Он оделся, подошел к Нелькиной кровати. Сестра спала непутево: волосы раскудлатились по подушке, голова подвернулась, как у гуся, а руки у горла, в кулаки стиснуты. Котька подергал за угол подушки. Нелька что-то прочмокала, отвернулась к стенке.
— Так-то лучше, — успокоился он. — А то как померла.
Он пошарил на столе, отыскивая блесны, приготовленные вечером, заглянул в шкатулку с пуговицами, в коробку с клубками пряжи — нету. Да куда они делись? Откинул крышку сундука, проверил в боковушке.
«Отец взял», — решил он. Из кухни нанесло вкусным, как только приоткрыл дверь. Там что-то шкворчало, шипело. Не иначе, в честь воскресенья мать печет оладья на сале. Или картошку жарит. На свином-то сале ломтики — ого! Подрумянятся, только знай похрумкивай.
Но сразу, с бухты-барахты открывать, что там мать готовит, было неохота. Охота было продлить предвкушение, гадая, что же — оладышки или картоха?

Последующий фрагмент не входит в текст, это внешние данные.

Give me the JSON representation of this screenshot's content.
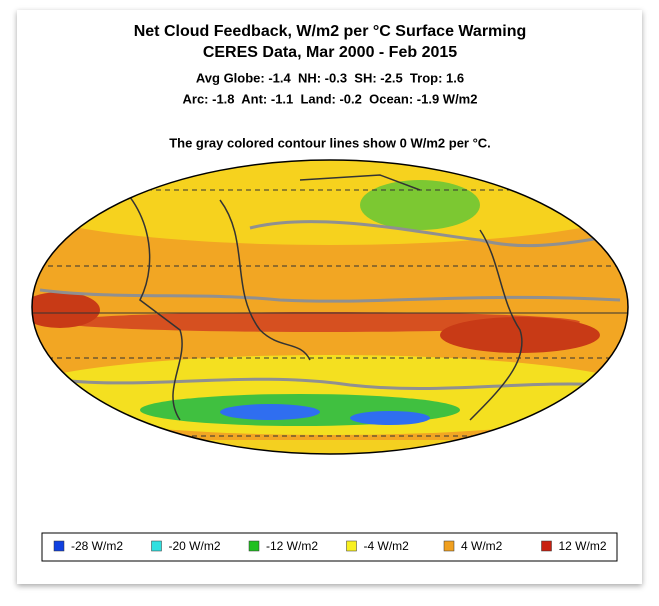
{
  "header": {
    "title": "Net Cloud Feedback, W/m2 per °C Surface Warming",
    "subtitle": "CERES Data, Mar 2000 - Feb 2015",
    "stats_line_1": "Avg Globe: -1.4  NH: -0.3  SH: -2.5  Trop: 1.6",
    "stats_line_2": "Arc: -1.8  Ant: -1.1  Land: -0.2  Ocean: -1.9 W/m2",
    "note": "The gray colored contour lines show 0 W/m2 per °C."
  },
  "legend": {
    "items": [
      {
        "label": "-28 W/m2",
        "color": "#1040e0"
      },
      {
        "label": "-20 W/m2",
        "color": "#30e0e0"
      },
      {
        "label": "-12 W/m2",
        "color": "#20c020"
      },
      {
        "label": "-4 W/m2",
        "color": "#f8f020"
      },
      {
        "label": "4 W/m2",
        "color": "#f0a020"
      },
      {
        "label": "12 W/m2",
        "color": "#c82010"
      }
    ]
  }
}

Он тихонько высунулся из двери в коридорчик, прикрыл глаза и потянул носом.
«Не-е, — обманул себя, — не картоха». Хотя что было обманывать? Пахло именно картошкой, жаренной на старом сале, с горчинкой. Запах этот в воздухе носился, в синем, расслоившемся по дому чаду.
— Ты почо вытянулся? Котька! — встревоженно окликнула мать. Он открыл глаза, заулыбался. Мать стояла на порожке кухни вся розовая, но не от жара плиты, а от утренней зари. После метели заря радостно вымахнула алый хвост в полнеба, и свет ее даже сквозь обмерзшие стекла красно ломился в кухню. Ульяна Григорьевна глядела на сына с любовной печалинкой и все вытирала, вытирала руки суровым полотенцем.
— Мойся да завтракай давай, — сказала она, кивнув розовой теперь головой.
Котька хлопнул в ладоши, подбежал к умывальнику, плеснул в лицо водицей, кое-как обмахнулся полотенцем и — за стол, заерзал на табуретке. Смоченные волосы блестели, капельки воды щекотали брови.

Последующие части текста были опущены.